I’ve had The Visitor’s Hiam Abbass in the Oscar Balloon’s Best Supporting Actress category for months, and now the New York Observer‘s Chris Rosen has gone on record in agreement. Finally…somebody! I’m also with Rosen about two of the best underrated performances of ’08 having been given by Che‘s Demian Bichir (the guy who played Fidel Castro) and Santiago Cabrera (the smiling bearded cadre who explained the ventriloquist/”vanilla piss” remark). But of course, each and every performance in the Che films is exactly right.
A filmmaker friend wrote last night that a certain production company “will have an extra bedroom available for the nights of 1.19 through 1.21 departing the 22nd for $200 per night. The condo is not in town so a car or cabs will be necessary to get around.”

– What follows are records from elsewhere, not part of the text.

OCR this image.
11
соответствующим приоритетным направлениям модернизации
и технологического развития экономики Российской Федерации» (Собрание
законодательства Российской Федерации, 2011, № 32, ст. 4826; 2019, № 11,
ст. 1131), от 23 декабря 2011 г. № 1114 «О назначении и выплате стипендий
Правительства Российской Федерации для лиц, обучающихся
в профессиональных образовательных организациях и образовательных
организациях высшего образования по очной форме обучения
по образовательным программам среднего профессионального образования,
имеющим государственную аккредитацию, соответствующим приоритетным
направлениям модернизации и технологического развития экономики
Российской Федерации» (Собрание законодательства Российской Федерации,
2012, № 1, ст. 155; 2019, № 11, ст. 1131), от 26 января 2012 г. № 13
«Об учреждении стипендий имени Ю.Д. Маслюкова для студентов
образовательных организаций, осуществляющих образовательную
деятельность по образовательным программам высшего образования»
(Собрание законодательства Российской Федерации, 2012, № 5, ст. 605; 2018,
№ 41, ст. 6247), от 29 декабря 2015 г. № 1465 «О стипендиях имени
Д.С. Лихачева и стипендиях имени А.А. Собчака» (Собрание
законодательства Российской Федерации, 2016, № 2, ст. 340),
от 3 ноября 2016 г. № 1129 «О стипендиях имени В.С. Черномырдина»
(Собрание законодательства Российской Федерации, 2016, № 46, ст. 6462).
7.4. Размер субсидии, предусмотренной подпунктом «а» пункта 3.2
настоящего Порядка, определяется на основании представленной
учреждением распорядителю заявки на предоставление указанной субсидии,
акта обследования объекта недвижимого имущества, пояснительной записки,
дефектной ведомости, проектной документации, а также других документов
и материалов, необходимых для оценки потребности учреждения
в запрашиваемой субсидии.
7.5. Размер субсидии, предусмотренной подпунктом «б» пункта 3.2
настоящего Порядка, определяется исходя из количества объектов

I replied as follows, just to mess with him: “The hottest, most energetic Sundance days are always the first four or five — in this instance 1.15 to 1.19, Thursday to Monday. (I always arrive a day before — 1.14 in this instance — to get myself all situated and set up.) The buyers, the buzz and the pulse are a memory by Tuesday. Who’d want to arrive on the 19th? A person looking to avoid excitement?”
I didn’t mention that I kind of half-like it when all the heat dies down. It becomes more about the films at that point, although, truth be told, the films that show for the first time on Tuesday (i.e., 1.20) to the end of the festival have basically been given the bum’s rush by festival programmers, and they know it…everyone knows it. Your film not showing within the first five days at Sundance isn’t exactly a kiss of death, but the symbolism is unmistakable. Yes, yes…there have been and will be exceptions, and thank heaven for that.